NASA has marked a major milestone in its extraterrestrial exploration program, with the first powered flight of an aircraft on Mars. The flight occurred very early this morning, and NASA received telemetry confirming that the “Ingenuity” helicopter it sent to Mars with its Perseverance rover took flight. This is a major achievement, in no small part because the atmosphere is so thin on Mars that creating a rotor-powered craft like Ingenuity that can actually use it to produce lift is a huge challenge.
This first flight of Ingenuity was an autonomous remote flight, with crews on Earth controlling it just by sending commands through at the appropriate times to signal when it should begin and end its 40-second trip through the Martian “air.” While that might seem like a really short trip, it provides immense value in terms of the data collected by the helicopter during the flight. Ingenuity actually has a much more powerful processor on board than even the Perseverance rover itself, and that’s because it intends to gather massive amounts of data about what happens during its flight test so that it can transmit that to the rover, which then leapfrogs the information back to Earth.
As mentioned, this is the first-ever flight of a powered vehicle on Mars, so while there’s been lots of modelling and simulation work predicting how it would go, no one knew for sure what would happen before this live test. Ingenuity has to rotate its rotor at a super-fast 2,500 RPM, for instance, compared to around 400 to 500 RPM for a helicopter on Earth, because of how thin the atmosphere is on Mars, which produced significant technical challenges.
What’s the point of even flying a helicopter on Mars? There are a few important potential applications, but the first is that it sets up future exploration missions, making it possible for NASA to use aerial vehicles for future science on the red planet. It can explore things like caves and peaks that rovers can’t reach, for instance. Eventually, NASA is also hoping to see if there’s potential for use of aerial vehicles in future human exploration of Mars, too — Martian explorers would benefit significantly from being able to use aircraft as well as ground vehicles when we eventually get there.

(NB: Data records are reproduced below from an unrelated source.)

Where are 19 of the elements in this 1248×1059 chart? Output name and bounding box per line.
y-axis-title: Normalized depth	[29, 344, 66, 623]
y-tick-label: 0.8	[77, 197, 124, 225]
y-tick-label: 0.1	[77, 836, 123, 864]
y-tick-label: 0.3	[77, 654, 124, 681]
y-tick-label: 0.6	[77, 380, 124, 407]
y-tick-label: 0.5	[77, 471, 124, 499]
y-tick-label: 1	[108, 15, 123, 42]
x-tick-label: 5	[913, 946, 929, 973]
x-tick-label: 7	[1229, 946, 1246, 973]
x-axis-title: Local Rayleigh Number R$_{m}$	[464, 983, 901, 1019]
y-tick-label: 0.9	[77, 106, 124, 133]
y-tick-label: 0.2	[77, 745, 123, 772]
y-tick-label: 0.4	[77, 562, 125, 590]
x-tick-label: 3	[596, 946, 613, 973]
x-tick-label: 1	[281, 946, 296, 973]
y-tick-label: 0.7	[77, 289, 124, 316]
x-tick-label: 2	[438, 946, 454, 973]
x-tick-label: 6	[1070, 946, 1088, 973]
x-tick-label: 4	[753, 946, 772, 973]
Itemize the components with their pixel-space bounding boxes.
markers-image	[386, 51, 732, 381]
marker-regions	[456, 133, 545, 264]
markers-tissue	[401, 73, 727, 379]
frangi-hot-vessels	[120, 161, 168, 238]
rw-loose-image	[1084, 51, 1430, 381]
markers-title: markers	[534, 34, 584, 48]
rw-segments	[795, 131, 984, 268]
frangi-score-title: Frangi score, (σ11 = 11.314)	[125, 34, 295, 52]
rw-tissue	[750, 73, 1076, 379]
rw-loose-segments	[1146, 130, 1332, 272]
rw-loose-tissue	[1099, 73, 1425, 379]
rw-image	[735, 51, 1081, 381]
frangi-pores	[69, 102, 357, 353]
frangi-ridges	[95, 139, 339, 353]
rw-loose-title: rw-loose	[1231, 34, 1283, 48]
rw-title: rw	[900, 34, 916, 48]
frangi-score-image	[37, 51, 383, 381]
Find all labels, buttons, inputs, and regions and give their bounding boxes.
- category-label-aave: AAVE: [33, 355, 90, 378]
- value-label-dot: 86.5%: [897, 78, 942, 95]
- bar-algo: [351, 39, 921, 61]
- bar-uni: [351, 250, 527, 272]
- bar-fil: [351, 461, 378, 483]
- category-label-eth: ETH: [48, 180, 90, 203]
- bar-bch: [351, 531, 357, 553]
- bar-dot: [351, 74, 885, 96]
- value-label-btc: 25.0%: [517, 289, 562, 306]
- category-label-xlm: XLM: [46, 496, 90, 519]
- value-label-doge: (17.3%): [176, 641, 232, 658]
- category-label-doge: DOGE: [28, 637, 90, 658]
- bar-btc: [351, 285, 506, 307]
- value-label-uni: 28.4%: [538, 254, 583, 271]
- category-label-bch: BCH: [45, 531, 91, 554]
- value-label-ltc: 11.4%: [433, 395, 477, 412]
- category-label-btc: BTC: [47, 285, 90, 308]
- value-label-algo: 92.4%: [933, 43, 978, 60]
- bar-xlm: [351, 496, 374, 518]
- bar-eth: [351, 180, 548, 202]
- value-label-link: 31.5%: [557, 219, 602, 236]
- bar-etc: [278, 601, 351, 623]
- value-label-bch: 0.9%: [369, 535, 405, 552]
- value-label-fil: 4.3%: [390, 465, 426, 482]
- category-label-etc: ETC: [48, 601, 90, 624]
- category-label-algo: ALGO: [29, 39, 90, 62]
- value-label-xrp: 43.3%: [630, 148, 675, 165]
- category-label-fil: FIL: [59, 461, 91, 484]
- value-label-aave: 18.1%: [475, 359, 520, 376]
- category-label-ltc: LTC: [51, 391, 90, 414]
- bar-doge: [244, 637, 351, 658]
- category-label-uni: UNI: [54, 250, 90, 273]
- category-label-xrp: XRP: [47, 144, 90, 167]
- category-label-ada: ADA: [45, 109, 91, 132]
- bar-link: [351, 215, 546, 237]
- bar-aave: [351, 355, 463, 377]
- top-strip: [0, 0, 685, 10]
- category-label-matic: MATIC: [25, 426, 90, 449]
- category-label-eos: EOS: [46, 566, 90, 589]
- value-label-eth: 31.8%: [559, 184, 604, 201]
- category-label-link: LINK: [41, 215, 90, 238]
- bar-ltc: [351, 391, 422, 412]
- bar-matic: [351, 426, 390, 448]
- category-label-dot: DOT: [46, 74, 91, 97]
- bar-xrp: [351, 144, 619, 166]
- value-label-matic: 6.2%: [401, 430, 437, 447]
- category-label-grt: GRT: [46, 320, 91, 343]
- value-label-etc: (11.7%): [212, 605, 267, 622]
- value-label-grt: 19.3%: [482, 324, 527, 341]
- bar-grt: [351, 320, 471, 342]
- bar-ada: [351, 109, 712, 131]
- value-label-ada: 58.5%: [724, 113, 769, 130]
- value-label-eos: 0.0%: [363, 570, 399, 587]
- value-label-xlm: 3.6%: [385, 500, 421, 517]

Now, NASA will work on unpacking the data to glean more insight from the flight, and get back more photos and video of the helicopter during its ascent, hover and landing. Following this flight, it’ll plan additional flight testing attempts based on remaining power and other parameters now that it knows Ingenuity can fly as intended.
The second and third flights will add lateral movements of several meters, then returning to the point of origin before landing. The team indicated in a press conference that they do plan to push the helicopter as far as it can reasonably go — though its performance on the next test flights over the next weeks will inform exactly what that means.